2017 ESA Annual Meeting (August 6 -- 11)

PS 25-108 - Unique seasonal variation of prokaryotic assemblages of coastal sea of Yellow Sea, South Korea

Tuesday, August 8, 2017
Exhibit Hall, Oregon Convention Center
Jong-Geol Kim1, Joo-Han Gwak1, Sanghoon Kang2 and Sung-Keun Rhee1, (1)Chungbuk National University, Korea, Republic of (South), (2)Biology, Baylor University, Waco, TX
Background/Question/Methods

As a part of the long-term marine ecosystem research project, we studied microbial communities from 9 locations of two bay areas (Garolim and Gyunggi) of Yellow Sea, South Korea for one year. In Garolim area, there is active water exchange in the open sea without much influx of freshwater from land. In contrast, the Gyunggi area receives large quantities of nutrient-rich freshwater input from the Han River. The objective of the study was to provide baseline description of seasonal variations of microbial communities and relationships with environmental factors. Bacterial and archaeal communities were analyzed by targeting V4-V8 region of 16S rRNA gene using 454 GS-FLX Titanium pyrosequencing technology. Sequence reads were first processed through QIIME pipeline, and OTU table was prepared based on Greengenes 13_8 database with 0.97 similarity cutoff. Data analysis and statistical modeling were carried out with packages and scripts in R (v. 3.3.1). Total of 16 environmental factors were measured including salinity, pH, DO, nutrients and chl-a concentration ([chl-a]).

Results/Conclusions

While archaeal diversity increased from February to October, bacterial diversity was higher in April and October and lower in July. Archaeal diversity was well modeled using pH, DOC, POC and PO43- with adjusted R2 of 0.751, but bacterial diversity was less well predicted with the measured environmental parameters (R2adj = 0.326). Overall community structures were similar between archaea and bacteria, and they were well correlated with the environmental factors.
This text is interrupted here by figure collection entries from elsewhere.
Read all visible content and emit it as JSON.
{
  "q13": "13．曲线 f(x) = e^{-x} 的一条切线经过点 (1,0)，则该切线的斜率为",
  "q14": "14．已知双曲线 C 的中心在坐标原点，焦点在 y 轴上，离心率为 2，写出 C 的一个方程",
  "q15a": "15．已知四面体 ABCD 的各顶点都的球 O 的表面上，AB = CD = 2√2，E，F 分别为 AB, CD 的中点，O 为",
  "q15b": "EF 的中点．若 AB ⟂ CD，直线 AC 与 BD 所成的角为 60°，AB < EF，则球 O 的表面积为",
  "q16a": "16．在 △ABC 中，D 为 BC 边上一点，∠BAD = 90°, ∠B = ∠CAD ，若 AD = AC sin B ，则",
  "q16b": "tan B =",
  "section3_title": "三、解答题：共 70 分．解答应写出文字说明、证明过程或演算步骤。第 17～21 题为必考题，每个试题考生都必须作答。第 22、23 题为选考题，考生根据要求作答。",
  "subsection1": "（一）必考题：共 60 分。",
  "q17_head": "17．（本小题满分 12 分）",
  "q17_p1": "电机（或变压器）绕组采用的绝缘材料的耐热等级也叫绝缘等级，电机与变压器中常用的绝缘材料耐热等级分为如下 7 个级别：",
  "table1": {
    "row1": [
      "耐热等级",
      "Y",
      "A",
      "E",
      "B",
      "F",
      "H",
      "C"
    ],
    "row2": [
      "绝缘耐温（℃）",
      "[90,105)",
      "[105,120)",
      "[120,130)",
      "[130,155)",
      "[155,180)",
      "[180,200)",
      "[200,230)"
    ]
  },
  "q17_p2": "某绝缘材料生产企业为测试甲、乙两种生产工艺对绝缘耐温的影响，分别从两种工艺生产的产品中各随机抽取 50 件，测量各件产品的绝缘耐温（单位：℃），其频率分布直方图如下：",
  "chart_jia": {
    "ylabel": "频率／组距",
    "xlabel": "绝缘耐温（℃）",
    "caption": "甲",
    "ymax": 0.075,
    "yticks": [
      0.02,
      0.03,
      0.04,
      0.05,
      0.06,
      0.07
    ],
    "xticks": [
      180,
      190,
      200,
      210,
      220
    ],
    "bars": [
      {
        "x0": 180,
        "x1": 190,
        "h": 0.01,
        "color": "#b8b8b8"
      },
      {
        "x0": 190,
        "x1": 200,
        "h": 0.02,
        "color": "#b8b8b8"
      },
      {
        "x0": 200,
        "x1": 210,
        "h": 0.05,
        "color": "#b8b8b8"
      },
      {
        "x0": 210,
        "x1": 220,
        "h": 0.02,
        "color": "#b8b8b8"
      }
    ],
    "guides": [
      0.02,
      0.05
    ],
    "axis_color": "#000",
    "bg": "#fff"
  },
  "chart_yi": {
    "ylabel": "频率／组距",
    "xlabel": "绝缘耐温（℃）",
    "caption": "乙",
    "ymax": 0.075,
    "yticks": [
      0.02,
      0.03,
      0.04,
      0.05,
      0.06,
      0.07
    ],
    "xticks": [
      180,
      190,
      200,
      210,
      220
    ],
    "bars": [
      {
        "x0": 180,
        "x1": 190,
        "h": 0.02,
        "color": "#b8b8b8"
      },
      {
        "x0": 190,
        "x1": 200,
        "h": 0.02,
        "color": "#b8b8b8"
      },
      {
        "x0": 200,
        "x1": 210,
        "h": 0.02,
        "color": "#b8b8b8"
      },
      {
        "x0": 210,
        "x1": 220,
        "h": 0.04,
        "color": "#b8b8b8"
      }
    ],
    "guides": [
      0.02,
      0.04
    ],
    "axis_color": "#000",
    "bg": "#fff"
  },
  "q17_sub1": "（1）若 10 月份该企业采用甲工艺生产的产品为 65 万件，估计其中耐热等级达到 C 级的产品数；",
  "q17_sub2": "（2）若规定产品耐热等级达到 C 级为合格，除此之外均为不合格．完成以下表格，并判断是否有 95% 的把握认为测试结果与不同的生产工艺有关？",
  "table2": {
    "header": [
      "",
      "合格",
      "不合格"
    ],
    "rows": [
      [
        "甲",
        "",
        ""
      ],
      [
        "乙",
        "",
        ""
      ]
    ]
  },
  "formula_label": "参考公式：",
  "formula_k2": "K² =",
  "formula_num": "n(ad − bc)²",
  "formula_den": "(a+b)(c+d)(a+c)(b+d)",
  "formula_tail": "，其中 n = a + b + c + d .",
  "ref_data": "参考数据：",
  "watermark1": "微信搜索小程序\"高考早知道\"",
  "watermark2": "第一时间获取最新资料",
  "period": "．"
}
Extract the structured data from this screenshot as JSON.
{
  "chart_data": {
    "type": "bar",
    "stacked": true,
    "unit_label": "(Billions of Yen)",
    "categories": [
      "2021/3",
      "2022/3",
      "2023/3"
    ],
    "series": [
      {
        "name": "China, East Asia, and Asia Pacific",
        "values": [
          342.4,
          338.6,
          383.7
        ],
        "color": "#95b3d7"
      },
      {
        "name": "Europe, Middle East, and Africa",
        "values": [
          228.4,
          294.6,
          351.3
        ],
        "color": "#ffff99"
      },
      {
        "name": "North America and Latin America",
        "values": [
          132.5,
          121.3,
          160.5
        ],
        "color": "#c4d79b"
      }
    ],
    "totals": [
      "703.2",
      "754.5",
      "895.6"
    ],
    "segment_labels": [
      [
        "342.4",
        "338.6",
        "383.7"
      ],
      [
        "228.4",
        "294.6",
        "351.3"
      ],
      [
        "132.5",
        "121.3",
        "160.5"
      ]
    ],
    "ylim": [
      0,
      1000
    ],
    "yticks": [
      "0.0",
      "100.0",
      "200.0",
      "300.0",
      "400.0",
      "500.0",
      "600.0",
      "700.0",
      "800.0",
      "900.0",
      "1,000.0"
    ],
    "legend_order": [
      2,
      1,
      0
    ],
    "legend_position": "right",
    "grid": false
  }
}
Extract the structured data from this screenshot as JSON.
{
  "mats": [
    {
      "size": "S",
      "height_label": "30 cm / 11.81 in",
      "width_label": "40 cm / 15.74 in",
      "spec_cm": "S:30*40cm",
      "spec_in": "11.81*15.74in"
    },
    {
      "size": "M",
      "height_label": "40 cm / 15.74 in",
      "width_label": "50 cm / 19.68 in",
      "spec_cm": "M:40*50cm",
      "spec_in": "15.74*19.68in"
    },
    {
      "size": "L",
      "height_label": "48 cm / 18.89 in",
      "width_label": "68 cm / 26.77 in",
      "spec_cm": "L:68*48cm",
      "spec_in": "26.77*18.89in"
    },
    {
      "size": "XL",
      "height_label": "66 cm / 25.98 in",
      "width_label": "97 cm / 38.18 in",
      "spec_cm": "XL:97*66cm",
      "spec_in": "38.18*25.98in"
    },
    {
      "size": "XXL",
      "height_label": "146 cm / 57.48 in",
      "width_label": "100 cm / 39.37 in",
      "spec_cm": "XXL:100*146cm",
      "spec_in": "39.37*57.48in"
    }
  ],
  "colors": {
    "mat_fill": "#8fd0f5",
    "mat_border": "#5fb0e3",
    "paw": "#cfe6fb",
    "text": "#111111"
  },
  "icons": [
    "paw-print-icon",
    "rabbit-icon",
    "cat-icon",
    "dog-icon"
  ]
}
Seasonal patterns were clear for both archaeal and bacterial communities in that their community structures were distinctively clustered per season (P < 0.001 by PERMANOVA). However, two bay areas did not harbor distinctive archaeal and bacterial communities, and environmental factors. The RDA ordinations between archaeal and bacterial communities were similar (t = 0.641, P < 0.001 by Procrustes test), but the RDA models with environmental factors were distinctive. Archaeal communities were well explained by salinity, temperature, DO, NH4+, PO43-, SiO2 and [chl-a] with 56.8% explainable variance by the first 2 axes. Bacterial community model was built with salinity, temperature, pH, DO, NO2-, PO43- and [chl-a] with 39.7% explainable variance by the first 2 axes. Overall, we were able to identify clear seasonal patterns in both bacterial and archaeal communities, and distinctive diversity and associated environmental parameters between bacterial and archaeal communities, in which archaeal communities were better predicted by environmental conditions of Yellow Sea salt marsh.